“Reactors in central, eastern U.S. face greater earthquake threat, study finds.
The Wall Street Journal reports,
Nuclear reactors in the central and eastern U.S. face previously unrecognized threats from big earthquakes, the Nuclear Regulatory Commission said Tuesday. Experts said upgrading the plants to withstand more substantial earth movements would be costly and could force some to close.
The NRC said it would require nuclear-plant operators to conduct new seismic studies for all 96 reactors in eastern and central states to determine if the plants could withstand the shaking predicted by the government’s new seismic model.
Updating the U.S. survey of past seismic activity became urgent after a 9.0-magnitude earthquake and tsunami devastated northeastern Japan last March. The event overwhelmed the defenses of reactors at the Fukushima Daiichi site, causing widespread damage and radioactive releases. The earthquake exceeded the level for which the reactors had been designed, calling into question earlier seismic assessments.

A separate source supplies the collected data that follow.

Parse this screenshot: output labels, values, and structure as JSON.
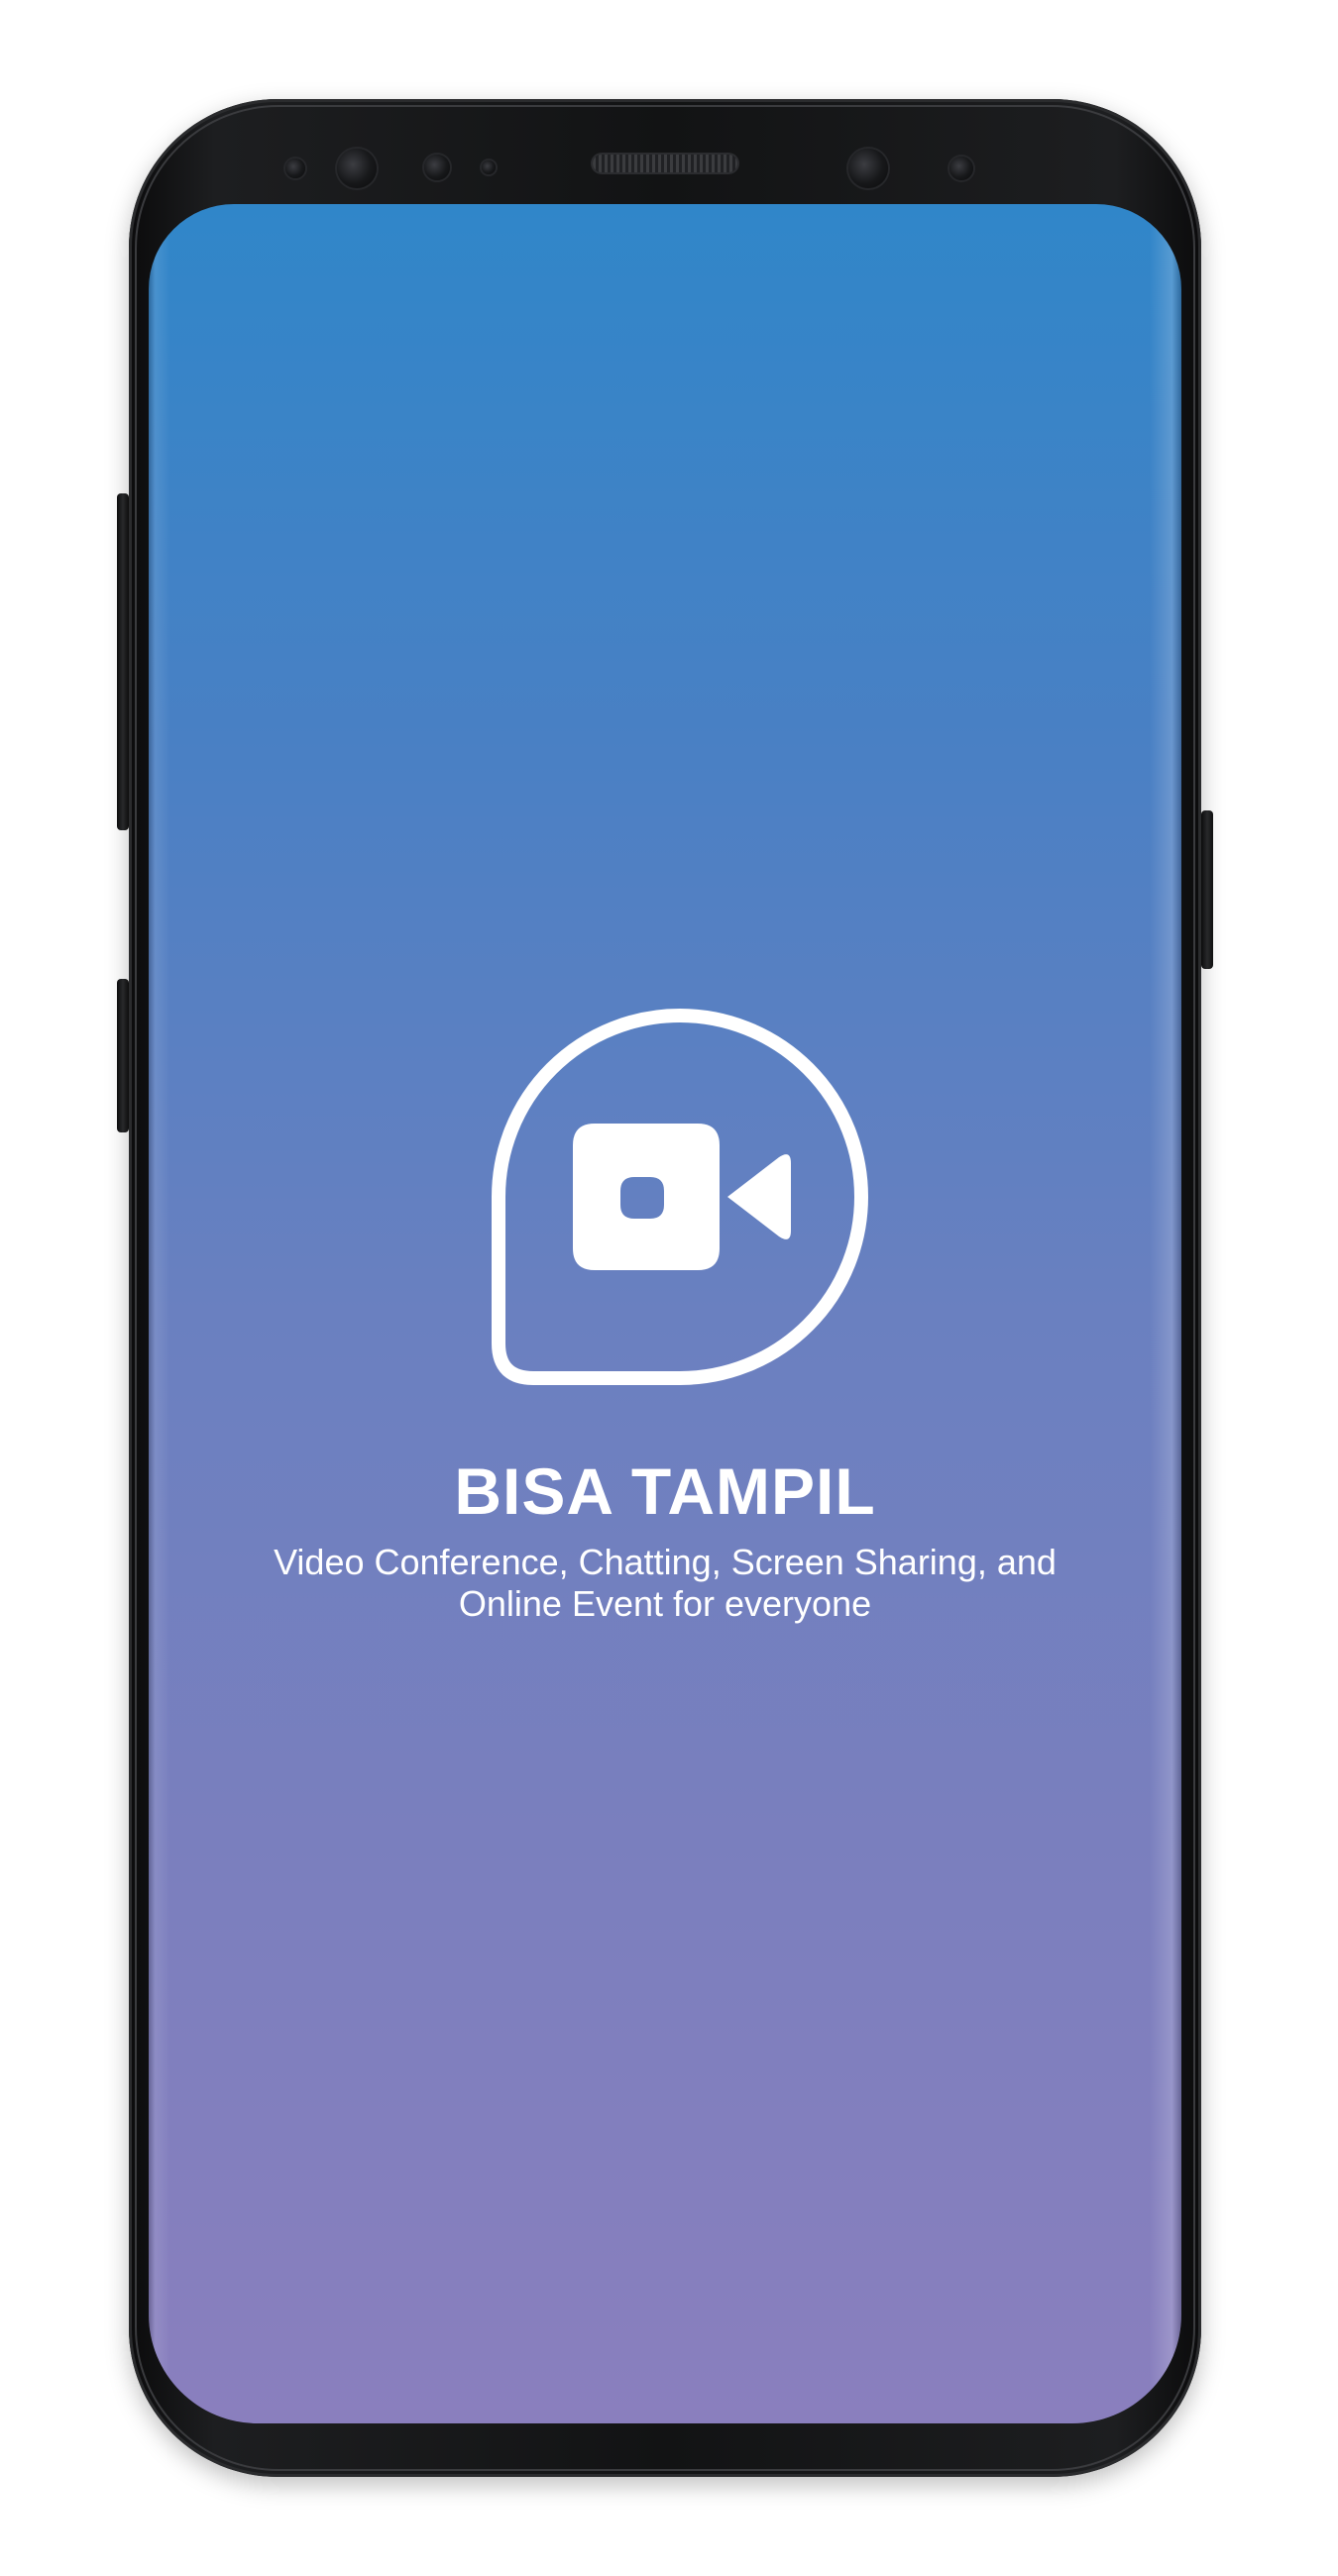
{
  "app": {
    "name": "BISA TAMPIL",
    "tagline": "Video Conference, Chatting, Screen Sharing, and Online Event for everyone",
    "logo_icon": "video-camera-chat-bubble-icon"
  },
  "colors": {
    "gradient_top": "#3086c9",
    "gradient_bottom": "#8a7fbe",
    "foreground": "#ffffff",
    "device_frame": "#121314"
  }
}
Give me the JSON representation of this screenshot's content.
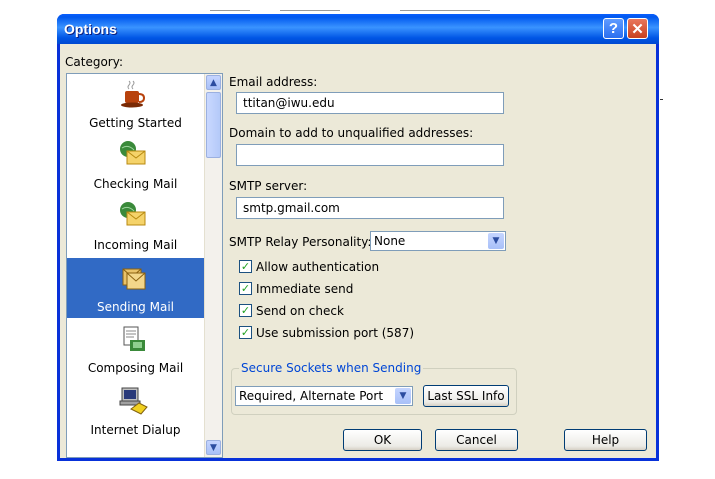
{
  "window": {
    "title": "Options"
  },
  "category": {
    "label": "Category:",
    "items": [
      {
        "label": "Getting Started",
        "icon": "coffee-cup-icon"
      },
      {
        "label": "Checking Mail",
        "icon": "mail-globe-icon"
      },
      {
        "label": "Incoming Mail",
        "icon": "mail-globe-icon"
      },
      {
        "label": "Sending Mail",
        "icon": "sending-mail-icon",
        "selected": true
      },
      {
        "label": "Composing Mail",
        "icon": "composing-mail-icon"
      },
      {
        "label": "Internet Dialup",
        "icon": "computer-phone-icon"
      }
    ]
  },
  "form": {
    "email_label": "Email address:",
    "email_value": "ttitan@iwu.edu",
    "domain_label": "Domain to add to unqualified addresses:",
    "domain_value": "",
    "smtp_label": "SMTP server:",
    "smtp_value": "smtp.gmail.com",
    "relay_label": "SMTP Relay Personality:",
    "relay_value": "None",
    "checkboxes": [
      {
        "label": "Allow authentication",
        "checked": true
      },
      {
        "label": "Immediate send",
        "checked": true
      },
      {
        "label": "Send on check",
        "checked": true
      },
      {
        "label": "Use submission port (587)",
        "checked": true
      }
    ],
    "ssl_group_title": "Secure Sockets when Sending",
    "ssl_value": "Required, Alternate Port",
    "last_ssl_button": "Last SSL Info"
  },
  "buttons": {
    "ok": "OK",
    "cancel": "Cancel",
    "help": "Help"
  },
  "colors": {
    "titlebar": "#0058ee",
    "selection": "#316ac5",
    "group_title": "#0046d5",
    "dialog_bg": "#ece9d8"
  }
}
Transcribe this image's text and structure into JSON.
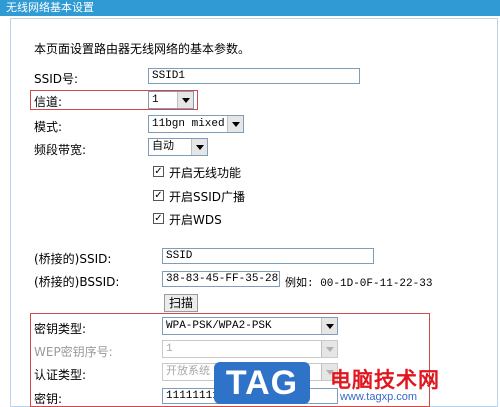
{
  "title": "无线网络基本设置",
  "description": "本页面设置路由器无线网络的基本参数。",
  "ssid": {
    "label": "SSID号:",
    "value": "SSID1"
  },
  "channel": {
    "label": "信道:",
    "value": "1"
  },
  "mode": {
    "label": "模式:",
    "value": "11bgn mixed"
  },
  "bandwidth": {
    "label": "频段带宽:",
    "value": "自动"
  },
  "checkboxes": {
    "enable_wireless": {
      "label": "开启无线功能",
      "checked": true
    },
    "ssid_broadcast": {
      "label": "开启SSID广播",
      "checked": true
    },
    "wds": {
      "label": "开启WDS",
      "checked": true
    }
  },
  "bridge_ssid": {
    "label": "(桥接的)SSID:",
    "value": "SSID"
  },
  "bridge_bssid": {
    "label": "(桥接的)BSSID:",
    "value": "38-83-45-FF-35-28",
    "example": "例如: 00-1D-0F-11-22-33"
  },
  "scan_button": "扫描",
  "key_type": {
    "label": "密钥类型:",
    "value": "WPA-PSK/WPA2-PSK"
  },
  "wep_index": {
    "label": "WEP密钥序号:",
    "value": "1"
  },
  "auth_type": {
    "label": "认证类型:",
    "value": "开放系统"
  },
  "key": {
    "label": "密钥:",
    "value": "1111111111"
  },
  "watermark": {
    "logo": "TAG",
    "site_name": "电脑技术网",
    "url": "www.tagxp.com"
  },
  "colors": {
    "titlebar": "#2f9ad3",
    "highlight_border": "#d24a4a",
    "watermark_red": "#e0171e",
    "watermark_blue": "#2f73c9"
  }
}
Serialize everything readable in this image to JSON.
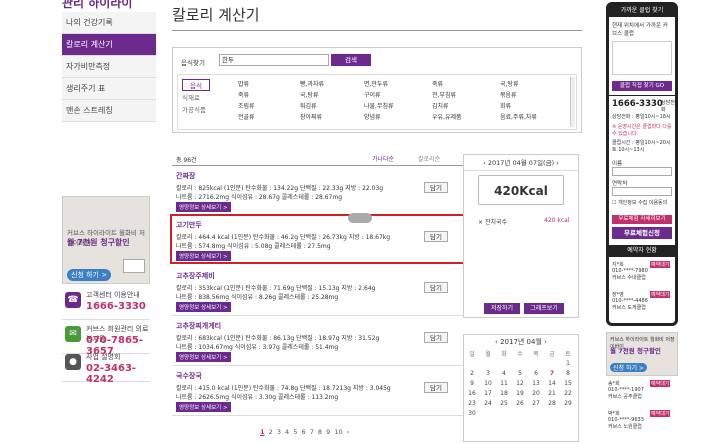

The NRC plans to give nuclear-plant operators four years to re-evaluate risks by running complex calculations for all structures, systems and components. By law, nuclear plants must be able to withstand earthquakes “without functional impairment of those features necessary to shut down the reactor, maintain the station in safe condition and prevent undue risk to the health and safety of the public.”
The seismic study “is an important piece of work but it doesn’t tell us what needs to be done,” said Alex Marion, vice president for nuclear operations at the Nuclear Energy Institute, a trade organization. “The model will need to be applied to specific sites and that will take awhile.”
Critics said regulators are moving too slowly. “The NRC does not need a new model—it needs a spine,” said Dave Lochbaum, director of nuclear safety for the Union of Concerned Scientists in Chattanooga, Tenn. The NRC already has sufficient evidence to require immediate upgrades to dozens of plants, he said, adding that further delay amounts to a “bureaucratic stall tactic”…
The problem with Fukushima, however, wasn’t the earthquake so much as it was the ensuing tsunami. There won’t be many tsunamis in the central U.S.
As to the eastern U.S. plants, ensuring the generators are above tsunami level (i.e., put them on concrete pedestals) would likely go a long way to avoiding a Fukushima-type disaster.